Control of spatially heterogeneous and time-varying cellular reaction networks: a new summation law

A hallmark of a plethora of intracellular signaling pathways is the spatial separation of activation and deactivation processes that potentially results in precipitous gradients of activated proteins. The classical Metabolic Control Analysis (MCA), which quantifies the influence of an individual process on a system variable as the control coefficient, cannot be applied to spatially separated protein networks. The present paper unravels the principles that govern the control over the fluxes and intermediate concentrations in spatially heterogeneous reaction networks. Our main results are two types of the control summation theorems. The first type is a non-trivial generalization of the classical theorems to systems with spatially and temporally varying concentrations. In this generalization, the process of diffusion, which enters as the result of spatial concentration gradients, plays a role similar to other processes such as chemical reactions and membrane transport.

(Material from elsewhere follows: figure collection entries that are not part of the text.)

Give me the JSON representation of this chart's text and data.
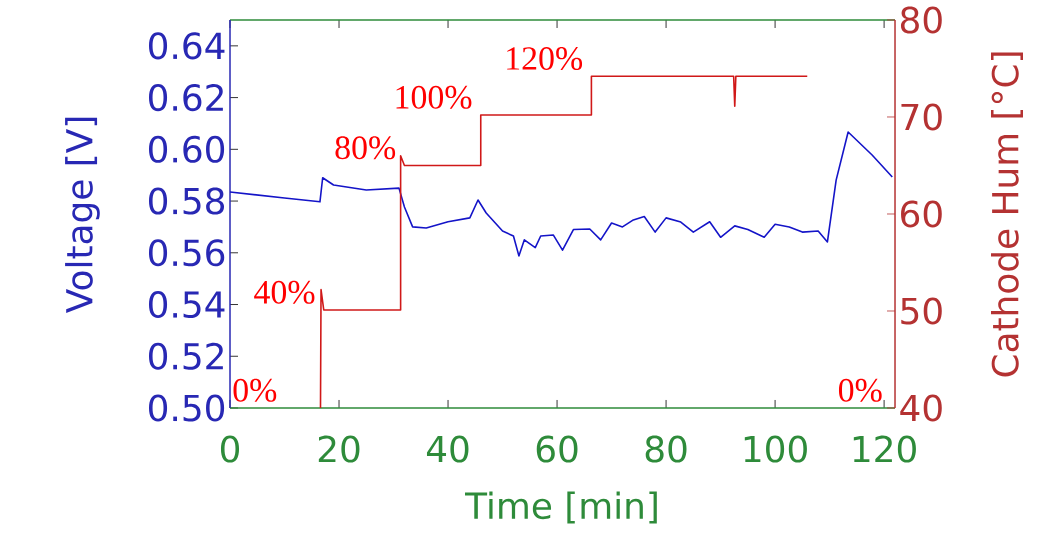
{
  "chart_data": {
    "type": "line",
    "xlabel": "Time [min]",
    "ylabel": "Voltage [V]",
    "y2label": "Cathode Hum [°C]",
    "xlim": [
      0,
      122
    ],
    "xticks": [
      0,
      20,
      40,
      60,
      80,
      100,
      120
    ],
    "ylim": [
      0.5,
      0.65
    ],
    "yticks": [
      {
        "value": 0.5,
        "label": "0.50"
      },
      0.52,
      0.54,
      0.56,
      0.58,
      {
        "value": 0.6,
        "label": "0.60"
      },
      0.62,
      0.64
    ],
    "y2lim": [
      40,
      80
    ],
    "y2ticks": [
      40,
      50,
      60,
      70,
      80
    ],
    "series": [
      {
        "color": "#1414c8",
        "x": [
          0,
          10,
          16.5,
          17,
          19,
          25,
          31,
          32,
          33.5,
          36,
          40,
          44,
          45.5,
          47,
          50,
          52,
          53,
          54,
          56,
          57,
          59.3,
          61,
          63,
          66,
          68,
          70,
          72,
          74,
          76,
          78,
          80,
          82.7,
          85,
          88,
          90,
          92.6,
          95,
          98,
          100,
          102.6,
          105,
          107.9,
          109.6,
          111.2,
          113.4,
          117.8,
          121.5
        ],
        "values": [
          0.5835,
          0.5812,
          0.5797,
          0.589,
          0.5862,
          0.5843,
          0.585,
          0.5777,
          0.57,
          0.5696,
          0.572,
          0.5735,
          0.5804,
          0.5754,
          0.5684,
          0.5665,
          0.5588,
          0.565,
          0.562,
          0.5665,
          0.5669,
          0.561,
          0.569,
          0.5692,
          0.565,
          0.5715,
          0.57,
          0.5727,
          0.574,
          0.568,
          0.5735,
          0.5719,
          0.568,
          0.572,
          0.566,
          0.5704,
          0.569,
          0.566,
          0.571,
          0.57,
          0.568,
          0.5684,
          0.5642,
          0.5881,
          0.6067,
          0.5978,
          0.5893
        ]
      },
      {
        "color": "#d01818",
        "axis": "y2",
        "x": [
          16.6,
          16.7,
          17.2,
          31.3,
          31.3,
          32,
          46,
          46,
          66.3,
          66.3,
          92.4,
          92.6,
          92.8,
          105.9
        ],
        "values": [
          40,
          52.2,
          50.1,
          50.1,
          66,
          65,
          65,
          70.2,
          70.2,
          74.2,
          74.2,
          71.1,
          74.2,
          74.2
        ]
      }
    ],
    "annotations": [
      "0%",
      "40%",
      "80%",
      "100%",
      "120%",
      "0%"
    ]
  }
}
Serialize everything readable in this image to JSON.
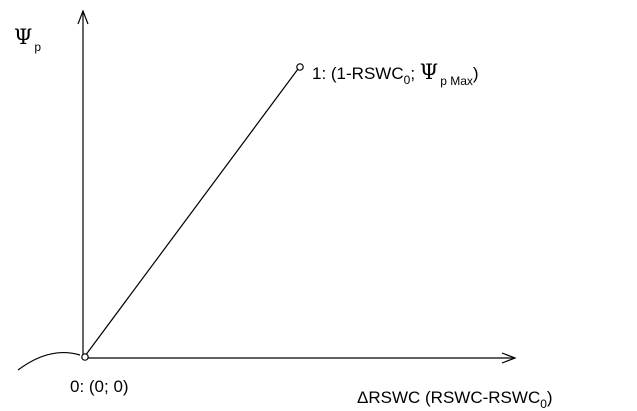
{
  "diagram": {
    "y_axis_label": {
      "symbol": "Ψ",
      "subscript": "p"
    },
    "x_axis_label": {
      "prefix": "Δ",
      "text": "RSWC (RSWC-RSWC",
      "subscript": "0",
      "suffix": ")"
    },
    "point_0": {
      "label": "0: (0; 0)"
    },
    "point_1": {
      "label_prefix": "1: (1-RSWC",
      "label_sub_0": "0",
      "label_mid": "; ",
      "symbol": "Ψ",
      "subscript": "p Max",
      "label_suffix": ")"
    },
    "colors": {
      "line": "#000000",
      "background": "#ffffff"
    }
  }
}
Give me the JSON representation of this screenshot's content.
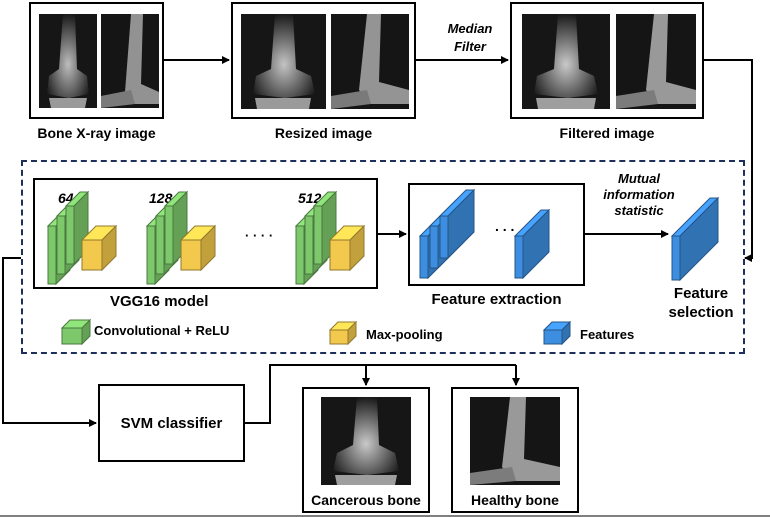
{
  "stages": {
    "input_label": "Bone X-ray image",
    "resized_label": "Resized image",
    "filtered_label": "Filtered image",
    "filter_step": "Median\nFilter"
  },
  "vgg": {
    "model_label": "VGG16 model",
    "block1_filters": "64",
    "block2_filters": "128",
    "block3_filters": "512",
    "ellipsis": "· · · ·"
  },
  "features": {
    "extraction_label": "Feature extraction",
    "ellipsis": ". . .",
    "mi_label": "Mutual\ninformation\nstatistic",
    "selection_label": "Feature\nselection"
  },
  "legend": {
    "conv_label": "Convolutional + ReLU",
    "pool_label": "Max-pooling",
    "features_label": "Features"
  },
  "classifier": {
    "label": "SVM classifier"
  },
  "outputs": {
    "cancerous_label": "Cancerous bone",
    "healthy_label": "Healthy bone"
  },
  "colors": {
    "conv": "#7dc86a",
    "pool": "#f2c94c",
    "features": "#3d8ee0",
    "dashed_border": "#1f2f5c"
  }
}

The second summation theorem is completely novel. It states that the control by the membrane transport, the diffusion control coefficient multiplied by two, and a newly introduced control coefficient associated with changes in the spatial size of a system (e.g., cell), all add up to one and zero for the control over flux and concentration. Using a simple example of a kinase/phosphatase system in a spherical cell, we speculate that unless active mechanisms of intracellular transport are involved, the threshold cell size is limited by the diffusion control, when it is beginning to exceed the spatial control coefficient significantly.